The disclaimer clause in the golf cart rental ticket did not bar a golfer’s claim against a golf course owner when the golf cart tipped over on the plaintiff. The plaintiff sued the golf course owner on the basis of strict liability. The golf course owner asserted that the disclaimer clause in the golf cart rental ticket precluded liability. The court held that since the plaintiffs claim was based on strict liability, a theory of liability not based on fault, the disclaimer clause could not “function to preclude imposition of liability for using products whose defective conditions make them unreasonably dangerous to the user.
 
Cavers v. Cushman Motor Sales, Inc., 157 Cal.Rptr. 142 (California Court of Appeals 1979)
 
A plaintiff was injured while riding on a motorized golf cart at the Oakridge Golf Club in San Jose.

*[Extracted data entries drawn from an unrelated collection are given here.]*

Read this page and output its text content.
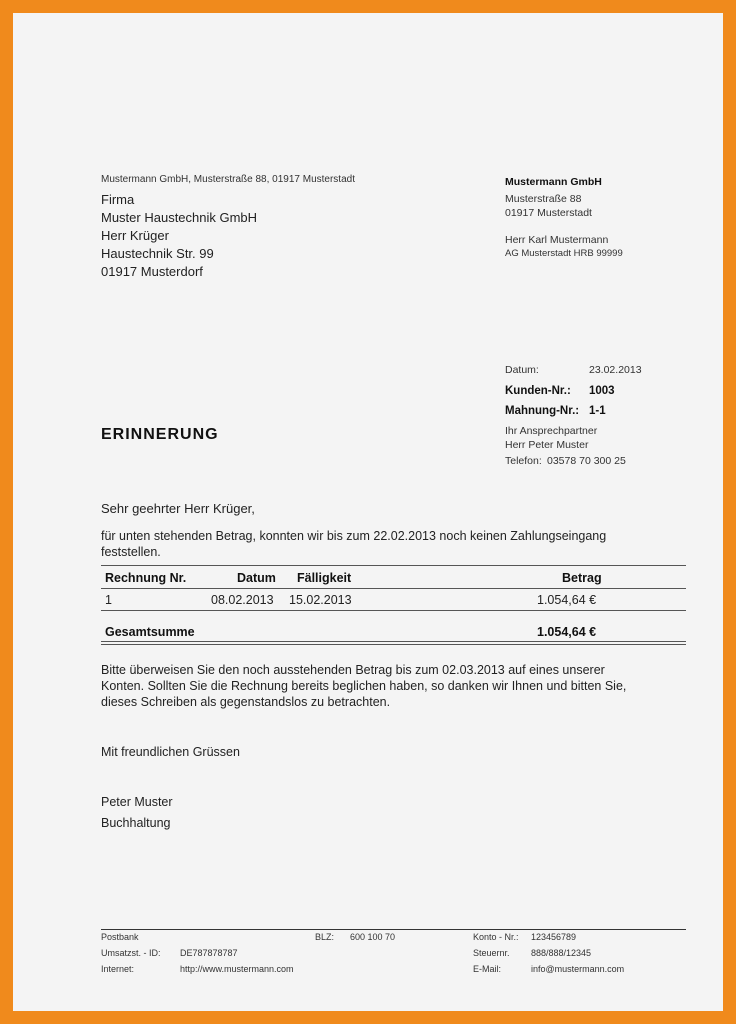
Mustermann GmbH, Musterstraße 88, 01917 Musterstadt
Firma
Muster Haustechnik GmbH
Herr Krüger
Haustechnik Str. 99
01917 Musterdorf
Mustermann GmbH
Musterstraße 88
01917 Musterstadt
Herr Karl Mustermann
AG Musterstadt HRB 99999
Datum:	23.02.2013
Kunden-Nr.: 1003
Mahnung-Nr.: 1-1
Ihr Ansprechpartner
Herr Peter Muster
Telefon: 03578 70 300 25
ERINNERUNG
Sehr geehrter Herr Krüger,
für unten stehenden Betrag, konnten wir bis zum 22.02.2013 noch keinen Zahlungseingang
feststellen.
Rechnung Nr.	Datum Fälligkeit	Betrag
1	08.02.2013 15.02.2013	1.054,64 €
Gesamtsumme	1.054,64 €
Bitte überweisen Sie den noch ausstehenden Betrag bis zum 02.03.2013 auf eines unserer
Konten. Sollten Sie die Rechnung bereits beglichen haben, so danken wir Ihnen und bitten Sie,
dieses Schreiben als gegenstandslos zu betrachten.
Mit freundlichen Grüssen
Peter Muster
Buchhaltung
Postbank	BLZ: 600 100 70	Konto - Nr.: 123456789
Umsatzst. - ID: DE787878787	Steuernr. 888/888/12345
Internet:	http://www.mustermann.com	E-Mail:	info@mustermann.com
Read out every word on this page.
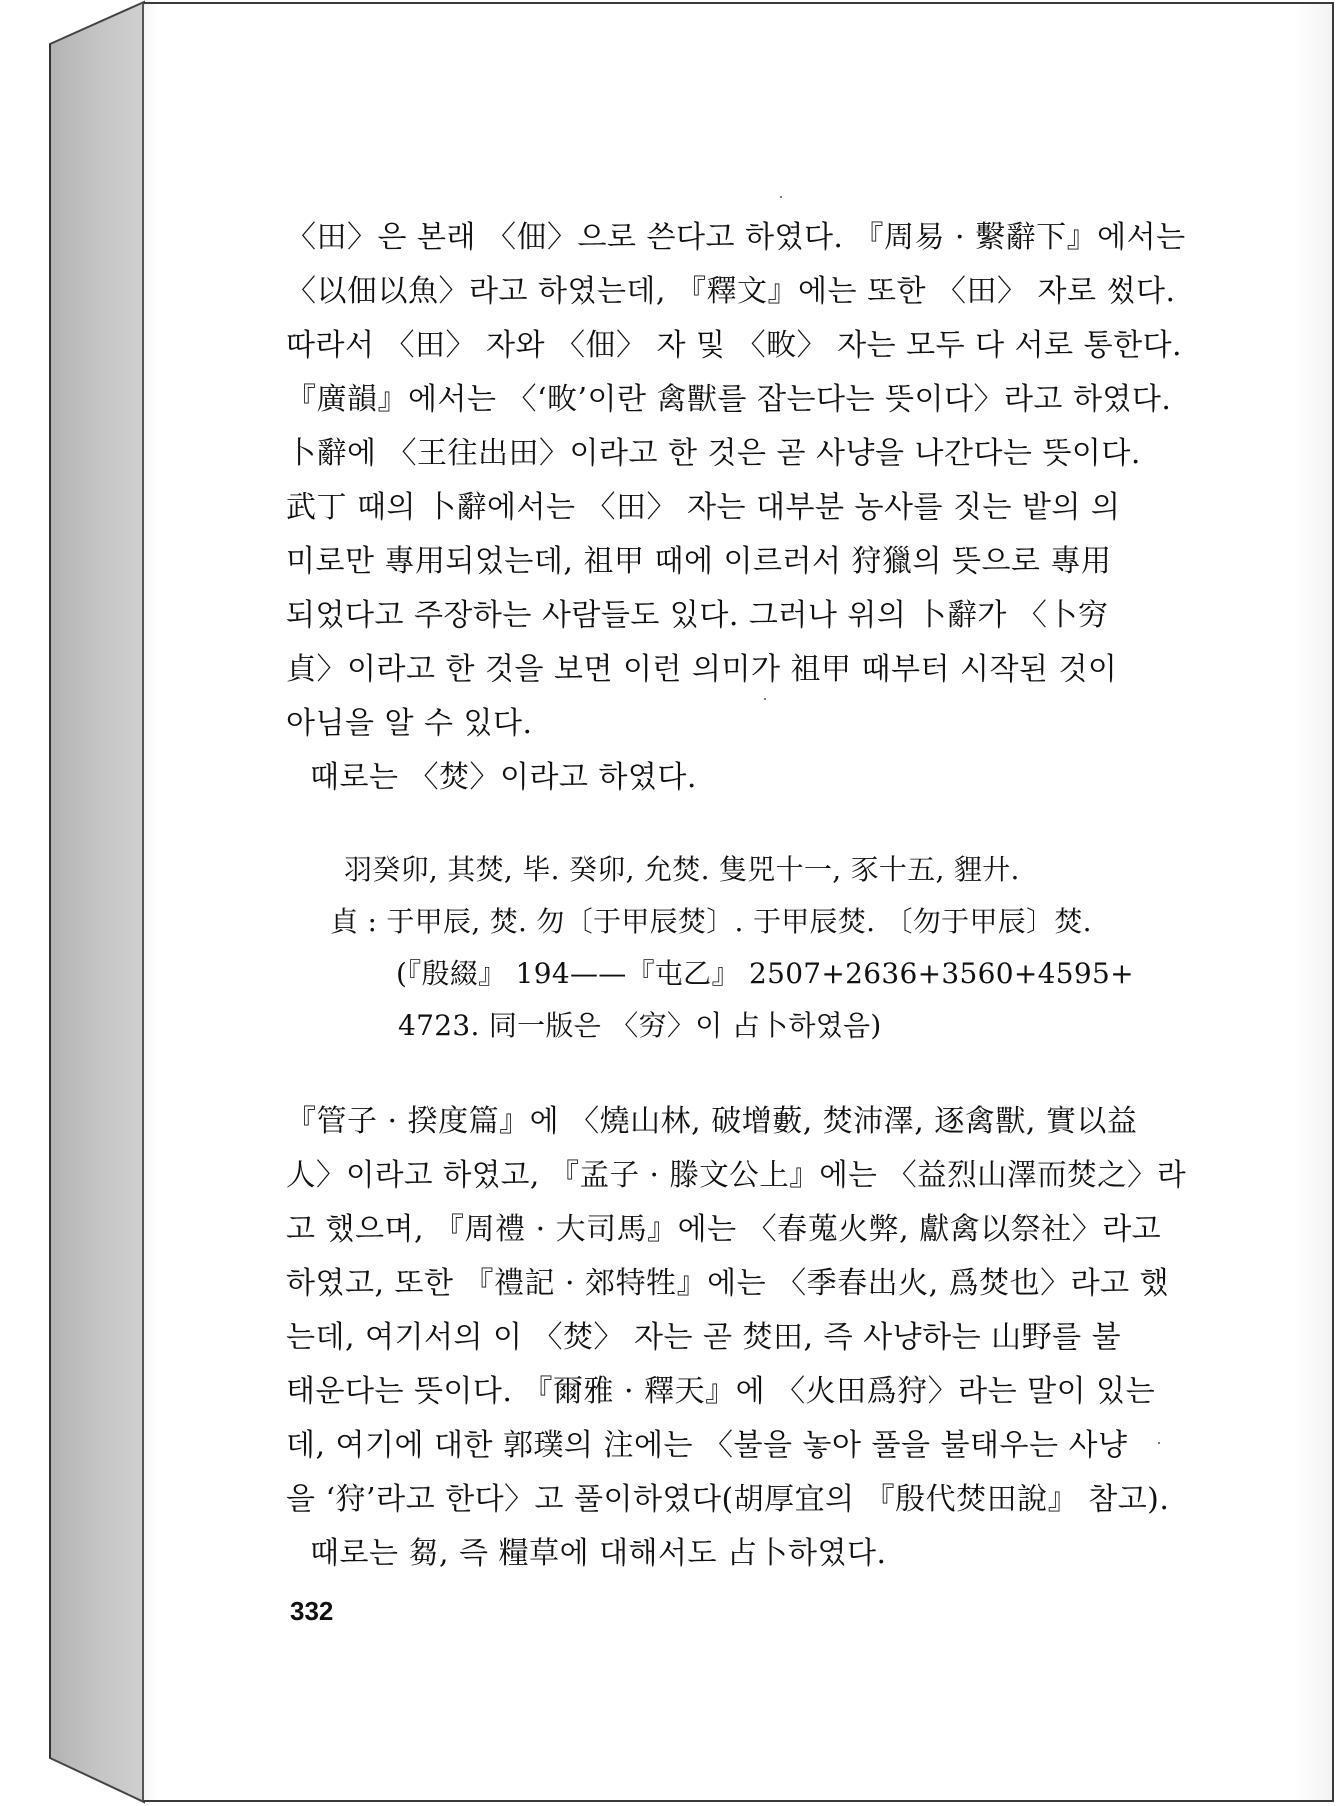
〈田〉은 본래 〈佃〉으로 쓴다고 하였다. 『周易 · 繫辭下』에서는
〈以佃以魚〉라고 하였는데, 『釋文』에는 또한 〈田〉 자로 썼다.
따라서 〈田〉 자와 〈佃〉 자 및 〈畋〉 자는 모두 다 서로 통한다.
『廣韻』에서는 〈‘畋’이란 禽獸를 잡는다는 뜻이다〉라고 하였다.
卜辭에 〈王往出田〉이라고 한 것은 곧 사냥을 나간다는 뜻이다.
武丁 때의 卜辭에서는 〈田〉 자는 대부분 농사를 짓는 밭의 의
미로만 專用되었는데, 祖甲 때에 이르러서 狩獵의 뜻으로 專用
되었다고 주장하는 사람들도 있다. 그러나 위의 卜辭가 〈卜穷
貞〉이라고 한 것을 보면 이런 의미가 祖甲 때부터 시작된 것이
아님을 알 수 있다.
때로는 〈焚〉이라고 하였다.
羽癸卯, 其焚, 毕. 癸卯, 允焚. 隻兕十一, 豕十五, 貍廾.
貞 : 于甲辰, 焚. 勿〔于甲辰焚〕. 于甲辰焚. 〔勿于甲辰〕焚.
(『殷綴』 194——『屯乙』 2507+2636+3560+4595+
4723. 同一版은 〈穷〉이 占卜하였음)
『管子 · 揆度篇』에 〈燒山林, 破增藪, 焚沛澤, 逐禽獸, 實以益
人〉이라고 하였고, 『孟子 · 滕文公上』에는 〈益烈山澤而焚之〉라
고 했으며, 『周禮 · 大司馬』에는 〈春蒐火弊, 獻禽以祭社〉라고
하였고, 또한 『禮記 · 郊特牲』에는 〈季春出火, 爲焚也〉라고 했
는데, 여기서의 이 〈焚〉 자는 곧 焚田, 즉 사냥하는 山野를 불
태운다는 뜻이다. 『爾雅 · 釋天』에 〈火田爲狩〉라는 말이 있는
데, 여기에 대한 郭璞의 注에는 〈불을 놓아 풀을 불태우는 사냥
을 ‘狩’라고 한다〉고 풀이하였다(胡厚宜의 『殷代焚田說』 참고).
때로는 芻, 즉 糧草에 대해서도 占卜하였다.
332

On April 26, 1973, appellant was assisting in coordinating activities on behalf of his employer, General Adjustment Bureau, at an independent insurance agents’ golf tournament at the Oakridge Golf Club in San Jose. A motorized golf cart was rented from the club’s pro shop. No manual or instruction was furnished with the cart and appellant did not request any. Appellant’s experience with carts consisted of having driven and ridden as a passenger on one or two previous occasions. Upon returning items to her car in the parking lot the driver of the cart turned toward the car and the cart tipped over and appellant fell out of the cart and injured herself. The lower court ruled against the plaintiff and its ruling was upheld by the appellate court.
 
The following articles and book were used a resources to gather the cases outline in this manuscript: Robert D. Lang, A Good Ride Spoiled: Legal Liability and Golf Carts, 23 Marquette Sports L. Rev. 393; Michael Flynn, Cart 54, Where are you? The Liability of Golf Course Operators for Golf Cart Injuries, 14 U. Miami Ent. & Sports L. Rev. 127 (1997); and Thomas H. Sawyer (2005) Golf and The Law: A Practitioner’s Guide to the Law and Golf Management, Durham, NC: Carolina Academic Press.